Peki şimdi, 20 yıl sonra da olsa hesap sorulacak mı? Nerdee!.. Bu davayı açan savcı hakkında Adalet Bakanlığı soruşturma açtı ve o pılını pırtını toplayıp görevinden ayrıldı. İddianamesi ise Adana Ağırceza Mahkemesi tarafından işleme bile konmadı.

Bizim Pinoşe ise Bodrum`da safa sürmeye devam ediyor.

 Üniterist Ecevit`in Federal Hindistan`a Gezisi..

 Tüm çırpınmalarına rağmen, Demirel`i yeniden seçtirecek 5+5 formülünü Parlamentodan geçiremiyen Ecevit, uğradığı düşkırıklığı ve morak bozukluğuyla, Nisan`ın ikinci haftasında, terki velat eder gibi Hindistan seferine çıktı. Bu sefer sırasında Tac Mahal`i ve hayranı olduğu hintli şair Tagor`un mezarını ziyaret etti.

Ecevit, Tac Mahal`i ziyaret etmişken, Babur Şah misali, sevgili eşi Rahşan Hanıma da bir Tac Mahal inşa ettirse yeridir!

Ecevit bu gezi sırasında Hindistan parlamentosunda bir konuşma da yaptı. İniter devlete tapınan Ecevit, acaba federal bir ülke olan ve parlamentosunda bile onlarca halkın diliyle konuşma yapılan Hindistan için neler düşündü?. Kendi kafasının kalıplarını gözden geçirdi mi?.

Ya iyimserliğin, hümanizmin şairi olan Tagor`un mezarına yapılan ziyaret?. Güvercin postuna bürünmesine rağmen, gerçekte acımasız bir şahin olan Ecevit`in Tagor`la gerçekte paylaştığı nedir?

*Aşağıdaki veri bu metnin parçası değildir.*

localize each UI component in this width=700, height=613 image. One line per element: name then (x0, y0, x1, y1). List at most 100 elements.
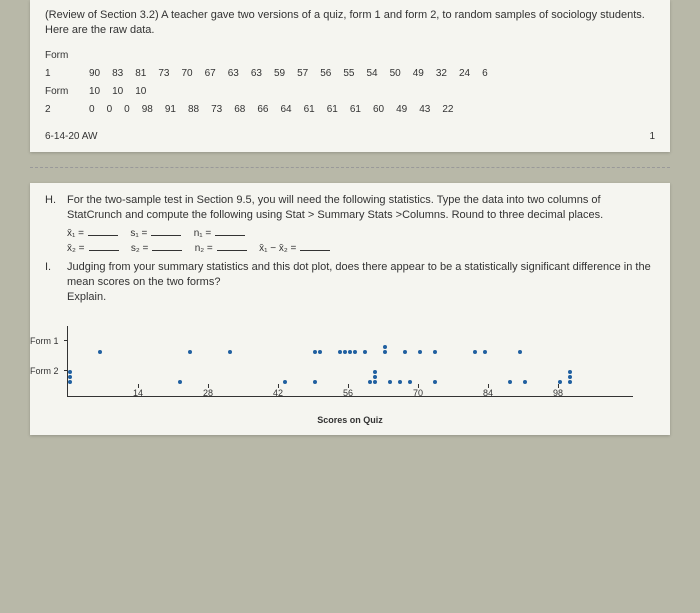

Binlerce yıllık Kürt dilini ve kültürünü bir çırpıda yok sayan, Kürtlere soykırımı rewa gören, şair ve çağdaş Ecevit, acaba Hintdistan`ın büyük lideri Nehru`nun, Dünya Tarihi adlı eserinde, baskı gören, hakkı yenen mazlum Kürt ulusu üzerine yazdıklarından da haberi var mıdır?.

Ecevit Hindistan`a gidip döndü, ama orayı gerçekte görebildi mi?

Yoksa, Hindistan dönüşü yatağa düşmesinin nedeni, yüzyüze geldiği bu acı gerçekler mi idi?.

Polisten Dayak Yiyen Milletvekili

ANAP Milletvekili Celal Esin, geçende havaalanı polisinden dayak yedi.

Polisin biri Esin`e yumruk atmış. Milletvekili olduğunu söyleyince ise yanındaki öteki polisler de vurmuşlar.

Polisin Türkiye`de milletvekili dövmesi elbet yeni bir olay değil. Birkaç yıl önce, 1 Mayıs gösterileri sırasında da bir milletvekili polis tarafından evrile çevrile dövülmüştü.

Milleti dövmeyi bir alışkanlık haline getiren poliş elbet vekilini de döver; bunda şaşacak birşey yok!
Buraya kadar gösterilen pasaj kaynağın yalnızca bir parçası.